Code philosophy review
(tags programming, Ruby, Lisp, failure)
After the disappointment that was Paul Graham's Arc and the bewildering "Portrait of a Noob" by Steve Yegge, which insisted that comments and static typing are useless metadata, I found Planet Emacsen contributor Bryan Murdock's pointer to the discipline and punish blog a refreshing change.
No scratch that. I am questioning my reality now. That programming blog, which takes a practical and weathered engineer tone, has great links about questioning recent programmer fads, especially the current whipping boy (and my favorite comfort squeeze), Ruby.
- "Growth, Syntax, Ruby 1.9, and That Bad Smell You Smell".
- Ruby's Domain Specific Language features are anemic?
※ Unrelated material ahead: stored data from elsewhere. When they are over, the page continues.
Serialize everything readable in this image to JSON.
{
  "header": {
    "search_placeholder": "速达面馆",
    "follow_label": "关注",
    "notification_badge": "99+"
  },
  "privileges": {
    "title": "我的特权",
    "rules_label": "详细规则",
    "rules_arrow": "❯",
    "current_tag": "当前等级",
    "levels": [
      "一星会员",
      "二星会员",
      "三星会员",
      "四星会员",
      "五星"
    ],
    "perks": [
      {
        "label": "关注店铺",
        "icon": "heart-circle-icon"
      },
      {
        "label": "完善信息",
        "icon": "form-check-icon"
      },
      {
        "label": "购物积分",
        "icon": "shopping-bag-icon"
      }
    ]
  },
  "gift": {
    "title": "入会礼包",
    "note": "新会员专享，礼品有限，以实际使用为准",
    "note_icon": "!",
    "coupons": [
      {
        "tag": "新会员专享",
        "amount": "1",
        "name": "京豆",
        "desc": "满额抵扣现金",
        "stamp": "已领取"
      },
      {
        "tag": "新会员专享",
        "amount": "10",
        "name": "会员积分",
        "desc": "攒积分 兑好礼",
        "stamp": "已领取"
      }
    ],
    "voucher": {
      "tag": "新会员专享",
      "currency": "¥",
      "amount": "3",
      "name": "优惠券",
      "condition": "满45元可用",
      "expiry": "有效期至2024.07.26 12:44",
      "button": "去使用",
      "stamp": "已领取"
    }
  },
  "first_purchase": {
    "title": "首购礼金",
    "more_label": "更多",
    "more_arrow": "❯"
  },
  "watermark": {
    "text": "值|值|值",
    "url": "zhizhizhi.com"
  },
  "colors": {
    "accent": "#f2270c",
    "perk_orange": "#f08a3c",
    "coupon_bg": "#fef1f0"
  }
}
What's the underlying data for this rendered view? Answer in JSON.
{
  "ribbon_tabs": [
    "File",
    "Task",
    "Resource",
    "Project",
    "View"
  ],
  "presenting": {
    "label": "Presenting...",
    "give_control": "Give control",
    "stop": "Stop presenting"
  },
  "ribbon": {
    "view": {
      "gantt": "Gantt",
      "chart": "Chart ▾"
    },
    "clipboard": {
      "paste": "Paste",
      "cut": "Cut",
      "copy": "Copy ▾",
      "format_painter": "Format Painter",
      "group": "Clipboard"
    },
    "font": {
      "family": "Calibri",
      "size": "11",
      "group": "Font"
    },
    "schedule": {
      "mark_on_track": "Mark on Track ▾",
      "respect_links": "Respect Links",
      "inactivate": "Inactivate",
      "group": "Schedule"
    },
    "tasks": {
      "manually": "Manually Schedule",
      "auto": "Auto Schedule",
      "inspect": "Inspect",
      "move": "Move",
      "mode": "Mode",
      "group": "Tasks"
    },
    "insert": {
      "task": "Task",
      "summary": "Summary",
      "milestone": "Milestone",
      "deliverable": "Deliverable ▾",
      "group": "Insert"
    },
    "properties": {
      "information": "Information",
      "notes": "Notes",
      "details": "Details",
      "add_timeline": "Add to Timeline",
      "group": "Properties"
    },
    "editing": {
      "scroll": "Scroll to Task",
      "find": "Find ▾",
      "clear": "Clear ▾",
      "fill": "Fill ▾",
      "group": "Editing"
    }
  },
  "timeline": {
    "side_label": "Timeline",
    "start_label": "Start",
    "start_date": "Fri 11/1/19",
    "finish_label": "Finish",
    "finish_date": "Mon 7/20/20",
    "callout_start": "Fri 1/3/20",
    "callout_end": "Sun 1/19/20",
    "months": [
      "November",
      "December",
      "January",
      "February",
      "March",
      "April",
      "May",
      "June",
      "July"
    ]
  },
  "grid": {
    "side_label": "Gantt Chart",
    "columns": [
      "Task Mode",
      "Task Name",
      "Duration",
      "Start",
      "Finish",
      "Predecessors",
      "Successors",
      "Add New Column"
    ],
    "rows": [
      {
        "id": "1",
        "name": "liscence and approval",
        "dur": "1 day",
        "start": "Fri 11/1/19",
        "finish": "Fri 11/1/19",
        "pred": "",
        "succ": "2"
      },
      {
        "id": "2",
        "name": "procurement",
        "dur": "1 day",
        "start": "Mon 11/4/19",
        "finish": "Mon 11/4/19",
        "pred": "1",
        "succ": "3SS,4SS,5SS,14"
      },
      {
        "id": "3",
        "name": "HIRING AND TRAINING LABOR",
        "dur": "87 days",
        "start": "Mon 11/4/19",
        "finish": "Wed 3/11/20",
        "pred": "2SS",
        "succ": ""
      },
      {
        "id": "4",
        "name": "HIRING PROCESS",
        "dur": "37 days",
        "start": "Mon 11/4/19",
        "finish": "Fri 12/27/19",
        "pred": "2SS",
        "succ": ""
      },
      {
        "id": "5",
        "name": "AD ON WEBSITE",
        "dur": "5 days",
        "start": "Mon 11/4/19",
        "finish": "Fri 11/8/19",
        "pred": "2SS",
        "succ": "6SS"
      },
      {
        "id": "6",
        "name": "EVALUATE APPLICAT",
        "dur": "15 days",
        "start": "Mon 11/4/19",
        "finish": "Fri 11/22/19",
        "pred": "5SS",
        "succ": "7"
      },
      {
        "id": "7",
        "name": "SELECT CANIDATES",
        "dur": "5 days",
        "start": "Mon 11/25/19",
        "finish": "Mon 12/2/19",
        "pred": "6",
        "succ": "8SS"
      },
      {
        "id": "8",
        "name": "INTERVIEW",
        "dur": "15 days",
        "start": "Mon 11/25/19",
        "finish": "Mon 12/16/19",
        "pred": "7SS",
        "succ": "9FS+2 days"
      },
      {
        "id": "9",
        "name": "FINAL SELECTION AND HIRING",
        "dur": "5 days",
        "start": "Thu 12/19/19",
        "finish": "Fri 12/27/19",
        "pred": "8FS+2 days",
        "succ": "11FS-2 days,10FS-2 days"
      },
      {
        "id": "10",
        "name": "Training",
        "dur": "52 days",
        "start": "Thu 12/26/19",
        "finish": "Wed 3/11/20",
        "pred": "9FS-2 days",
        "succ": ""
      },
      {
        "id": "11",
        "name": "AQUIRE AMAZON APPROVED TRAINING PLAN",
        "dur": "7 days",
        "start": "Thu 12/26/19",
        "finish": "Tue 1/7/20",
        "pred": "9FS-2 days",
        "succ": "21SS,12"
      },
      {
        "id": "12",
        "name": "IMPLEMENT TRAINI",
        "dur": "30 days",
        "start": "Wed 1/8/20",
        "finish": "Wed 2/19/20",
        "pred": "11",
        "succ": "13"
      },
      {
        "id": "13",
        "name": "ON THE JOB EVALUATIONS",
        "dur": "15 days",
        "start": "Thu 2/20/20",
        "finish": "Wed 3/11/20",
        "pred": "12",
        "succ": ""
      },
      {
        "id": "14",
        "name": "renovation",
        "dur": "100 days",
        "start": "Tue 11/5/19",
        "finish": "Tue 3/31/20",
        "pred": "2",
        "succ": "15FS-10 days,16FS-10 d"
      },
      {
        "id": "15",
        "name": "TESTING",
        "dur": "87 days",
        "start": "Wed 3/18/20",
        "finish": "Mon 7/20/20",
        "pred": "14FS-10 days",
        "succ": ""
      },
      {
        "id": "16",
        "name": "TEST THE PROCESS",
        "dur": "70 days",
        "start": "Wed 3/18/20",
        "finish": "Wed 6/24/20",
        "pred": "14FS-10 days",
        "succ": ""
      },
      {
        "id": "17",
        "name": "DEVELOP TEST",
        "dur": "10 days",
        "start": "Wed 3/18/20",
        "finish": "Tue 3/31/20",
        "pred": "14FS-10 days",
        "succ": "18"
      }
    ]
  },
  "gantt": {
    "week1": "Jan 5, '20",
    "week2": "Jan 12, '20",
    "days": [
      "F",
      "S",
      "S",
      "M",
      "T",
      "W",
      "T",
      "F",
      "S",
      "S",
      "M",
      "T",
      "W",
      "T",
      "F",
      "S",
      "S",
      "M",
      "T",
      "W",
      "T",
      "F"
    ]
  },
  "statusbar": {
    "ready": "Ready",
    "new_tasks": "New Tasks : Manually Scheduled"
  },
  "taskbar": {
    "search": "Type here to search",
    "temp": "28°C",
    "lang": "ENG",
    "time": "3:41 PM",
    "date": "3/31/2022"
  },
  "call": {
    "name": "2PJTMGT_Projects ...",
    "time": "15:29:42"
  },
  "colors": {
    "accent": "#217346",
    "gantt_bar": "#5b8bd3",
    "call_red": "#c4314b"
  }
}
And I thought Rake was pretty damn cool.
- Steve Yegge is a newbie programmer?
- "The problem with languages like Ruby and Java is that everything is an object and every action is a message, except when it isn’t."
- How could a ex-Jet Propulsion Labs and current Google employee lose faith in Lisp?
- "The Problem with Problems with Patterns".
- "In Defence of (0/:l)(_+_) in Scala" WTF?
All of these great posts I got from discipline and punish blog. Suffice it to say I subscribed.
I am afraid to post anything now about programming now. Best to just keep quiet and fap to Emacs.